Pace bowlers from eight cricket organisations were cluster-randomised into an intervention or control group. At baseline and follow-up sessions biomechanical bowling data were collected. Between sessions, the intervention group completed an eight-week IPP while the control continued their normal cricket activity. Treatment effects (95% CI) were estimated with linear mixed models.

RESULTS

There were significant treatment effects favouring the intervention group for shoulder counter-rotation (-3.8°; -7.2° to -0.3°) and lateral trunk flexion relative to the pelvis (-2.2°; -4.0° to -0.5°). Shoulder counter-rotation also increased in the control group by 2.2° (Cohen's d=0.22).
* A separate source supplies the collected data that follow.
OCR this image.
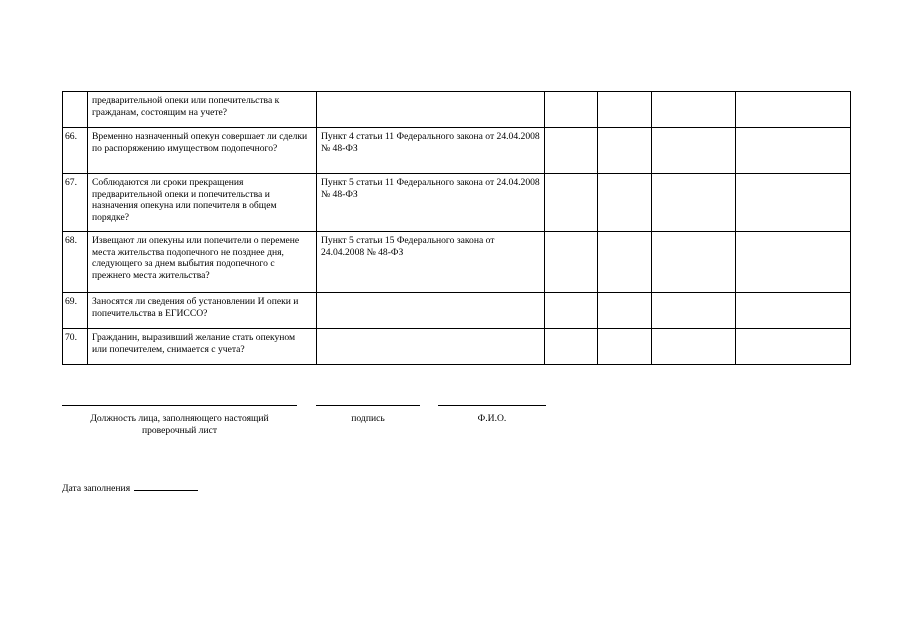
	предварительной опеки или попечительства к гражданам, состоящим на учете?					
66.	Временно назначенный опекун совершает ли сделки по распоряжению имуществом подопечного?	Пункт 4 статьи 11 Федерального закона от 24.04.2008 № 48-ФЗ				
67.	Соблюдаются ли сроки прекращения предварительной опеки и попечительства и назначения опекуна или попечителя в общем порядке?	Пункт 5 статьи 11 Федерального закона от 24.04.2008 № 48-ФЗ				
68.	Извещают ли опекуны или попечители о перемене места жительства подопечного не позднее дня, следующего за днем выбытия подопечного с прежнего места жительства?	Пункт 5 статьи 15 Федерального закона от 24.04.2008 № 48-ФЗ				
69.	Заносятся ли сведения об установлении И опеки и попечительства в ЕГИССО?					
70.	Гражданин, выразивший желание стать опекуном или попечителем, снимается с учета?					
Должность лица, заполняющего настоящий проверочный лист
подпись	Ф.И.О.
Дата заполнения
There were no effects of the intervention on: lateral trunk flexion at front foot contact (FFC) (1.2°; -2.5° to 4.8°), lateral trunk flexion at ball release (BR) (-0.5°; -3.0° to 2.0°), pelvis rotation at FFC (0.9°; -4.0° to 2.2°), pelvis rotation at BR (-1.1°; -5.7° to 3.6°), front hip angle at FFC (1.6°; -3.6° to 6.7°), front hip angle at BR (-1.6°; -5.0° to 1.9°), front knee angle at FFC (-1.1°; -4.5° to 2.3°), front knee angle at BR (1.7°; -5.6° to 9.1°), or ball velocity (1.1kmh^-1; -7.5kmh^-1 to 9.7kmh^-1).

CONCLUSIONS

The IPP maintained shoulder counter-rotation and lateral trunk flexion relative to the pelvis in the intervention group and this could attenuate injury risk. No treatment effects were observed for lower-limb kinematics.